Nour v Klein
2011 NY Slip Op 08333 [89 AD3d 907]
November 15, 2011
Appellate Division, Second Department
Published by New York State Law Reporting Bureau pursuant to Judiciary Law § 431.
As corrected through Wednesday, January 4th, 2012


Mohamed Nour, Appellant,
v
Michel Klein, Respondent.

[*1] Law Offices of Paul Bryan Schneider, P.C., Melville, N.Y., for appellant.

Russo, Keane & Toner, LLP, New York, N.Y. (Tina Altinel Profita of counsel), for respondent.

In an action, inter alia, to recover damages for personal injuries, the plaintiff appeals from an order of the Supreme Court, Kings County (Rothenberg, J.), dated April 2, 2010, which granted the defendant's motion for summary judgment dismissing the complaint on the ground that he did not sustain a serious injury within the meaning of Insurance Law § 5102 (d).
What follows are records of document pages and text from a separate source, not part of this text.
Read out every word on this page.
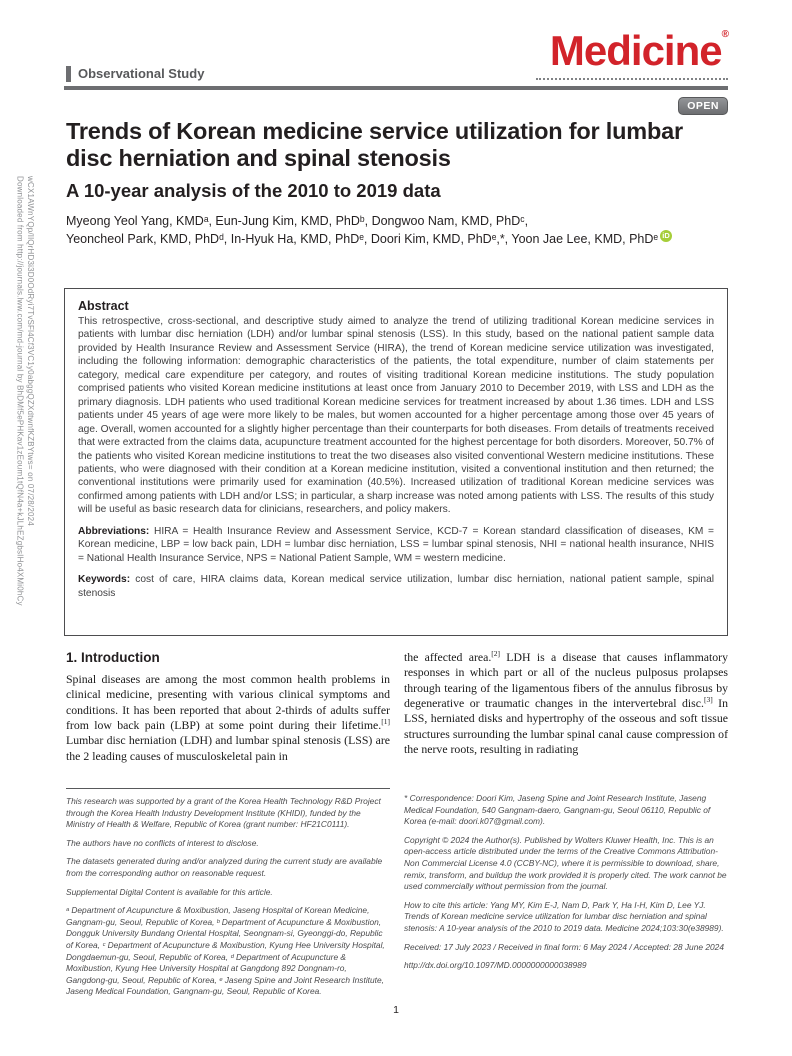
Downloaded from http://journals.lww.com/md-journal by BhDMf5ePHKav1zEoum1tQfN4a+kJLhEZgbsIHo4XMi0hCy wCX1AWnYQp/IlQrHD3i3D0OdRyi7TvSFl4Cf3VC1y0abggQZXdtwnfKZBYtws= on 07/28/2024
Medicine®
Observational Study
OPEN
Trends of Korean medicine service utilization for lumbar disc herniation and spinal stenosis
A 10-year analysis of the 2010 to 2019 data
Myeong Yeol Yang, KMDᵃ, Eun-Jung Kim, KMD, PhDᵇ, Dongwoo Nam, KMD, PhDᶜ,
Yeoncheol Park, KMD, PhDᵈ, In-Hyuk Ha, KMD, PhDᵉ, Doori Kim, KMD, PhDᵉ,*, Yoon Jae Lee, KMD, PhDᵉ iD

Abstract

This retrospective, cross-sectional, and descriptive study aimed to analyze the trend of utilizing traditional Korean medicine services in patients with lumbar disc herniation (LDH) and/or lumbar spinal stenosis (LSS). In this study, based on the national patient sample data provided by Health Insurance Review and Assessment Service (HIRA), the trend of Korean medicine service utilization was investigated, including the following information: demographic characteristics of the patients, the total expenditure, number of claim statements per category, medical care expenditure per category, and routes of visiting traditional Korean medicine institutions. The study population comprised patients who visited Korean medicine institutions at least once from January 2010 to December 2019, with LSS and LDH as the primary diagnosis. LDH patients who used traditional Korean medicine services for treatment increased by about 1.36 times. LDH and LSS patients under 45 years of age were more likely to be males, but women accounted for a higher percentage among those over 45 years of age. Overall, women accounted for a slightly higher percentage than their counterparts for both diseases. From details of treatments received that were extracted from the claims data, acupuncture treatment accounted for the highest percentage for both disorders. Moreover, 50.7% of the patients who visited Korean medicine institutions to treat the two diseases also visited conventional Western medicine institutions. These patients, who were diagnosed with their condition at a Korean medicine institution, visited a conventional institution and then returned; the conventional institutions were primarily used for examination (40.5%). Increased utilization of traditional Korean medicine services was confirmed among patients with LDH and/or LSS; in particular, a sharp increase was noted among patients with LSS. The results of this study will be useful as basic research data for clinicians, researchers, and policy makers.

Abbreviations: HIRA = Health Insurance Review and Assessment Service, KCD-7 = Korean standard classification of diseases, KM = Korean medicine, LBP = low back pain, LDH = lumbar disc herniation, LSS = lumbar spinal stenosis, NHI = national health insurance, NHIS = National Health Insurance Service, NPS = National Patient Sample, WM = western medicine.

Keywords: cost of care, HIRA claims data, Korean medical service utilization, lumbar disc herniation, national patient sample, spinal stenosis

1. Introduction

Spinal diseases are among the most common health problems in clinical medicine, presenting with various clinical symptoms and conditions. It has been reported that about 2-thirds of adults suffer from low back pain (LBP) at some point during their lifetime.[1] Lumbar disc herniation (LDH) and lumbar spinal stenosis (LSS) are the 2 leading causes of musculoskeletal pain in

the affected area.[2] LDH is a disease that causes inflammatory responses in which part or all of the nucleus pulposus prolapses through tearing of the ligamentous fibers of the annulus fibrosus by degenerative or traumatic changes in the intervertebral disc.[3] In LSS, herniated disks and hypertrophy of the osseous and soft tissue structures surrounding the lumbar spinal canal cause compression of the nerve roots, resulting in radiating

This research was supported by a grant of the Korea Health Technology R&D Project through the Korea Health Industry Development Institute (KHIDI), funded by the Ministry of Health & Welfare, Republic of Korea (grant number: HF21C0111).

The authors have no conflicts of interest to disclose.

The datasets generated during and/or analyzed during the current study are available from the corresponding author on reasonable request.

Supplemental Digital Content is available for this article.

ᵃ Department of Acupuncture & Moxibustion, Jaseng Hospital of Korean Medicine, Gangnam-gu, Seoul, Republic of Korea, ᵇ Department of Acupuncture & Moxibustion, Dongguk University Bundang Oriental Hospital, Seongnam-si, Gyeonggi-do, Republic of Korea, ᶜ Department of Acupuncture & Moxibustion, Kyung Hee University Hospital, Dongdaemun-gu, Seoul, Republic of Korea, ᵈ Department of Acupuncture & Moxibustion, Kyung Hee University Hospital at Gangdong 892 Dongnam-ro, Gangdong-gu, Seoul, Republic of Korea, ᵉ Jaseng Spine and Joint Research Institute, Jaseng Medical Foundation, Gangnam-gu, Seoul, Republic of Korea.

* Correspondence: Doori Kim, Jaseng Spine and Joint Research Institute, Jaseng Medical Foundation, 540 Gangnam-daero, Gangnam-gu, Seoul 06110, Republic of Korea (e-mail: doori.k07@gmail.com).

Copyright © 2024 the Author(s). Published by Wolters Kluwer Health, Inc. This is an open-access article distributed under the terms of the Creative Commons Attribution-Non Commercial License 4.0 (CCBY-NC), where it is permissible to download, share, remix, transform, and buildup the work provided it is properly cited. The work cannot be used commercially without permission from the journal.

How to cite this article: Yang MY, Kim E-J, Nam D, Park Y, Ha I-H, Kim D, Lee YJ. Trends of Korean medicine service utilization for lumbar disc herniation and spinal stenosis: A 10-year analysis of the 2010 to 2019 data. Medicine 2024;103:30(e38989).

Received: 17 July 2023 / Received in final form: 6 May 2024 / Accepted: 28 June 2024

http://dx.doi.org/10.1097/MD.0000000000038989

1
Ordered that the order is reversed, on the law, with costs, and the defendant's motion for summary judgment dismissing the complaint is denied.

The defendant failed to meet his prima facie burden of showing that the plaintiff did not sustain a serious injury within the meaning of Insurance Law § 5102 (d) as a result of the subject accident (see Toure v Avis Rent A Car Sys., 98 NY2d 345 [2002]; Gaddy v Eyler, 79 NY2d 955, 956-957 [1992]). The papers the defendant submitted failed to adequately address the plaintiff's claim, set forth in the bill of particulars, that the plaintiff sustained a medically determined injury or impairment of a nonpermanent nature which prevented him from performing substantially all of the material acts which constituted his usual and customary daily activities for not less than 90 days during the 180 days immediately following the subject accident (see DeVille v Barry, 41 AD3d 763, 763-764 [2007]).

Since the defendant did not sustain his prima facie burden, it is unnecessary to determine whether the papers submitted by the plaintiff in opposition were sufficient to raise a triable issue of fact (id.).

Accordingly, the Supreme Court should have denied the defendant's motion for summary judgment dismissing the complaint. Rivera, J.P., Angiolillo, Eng, Chambers and Sgroi, JJ., concur.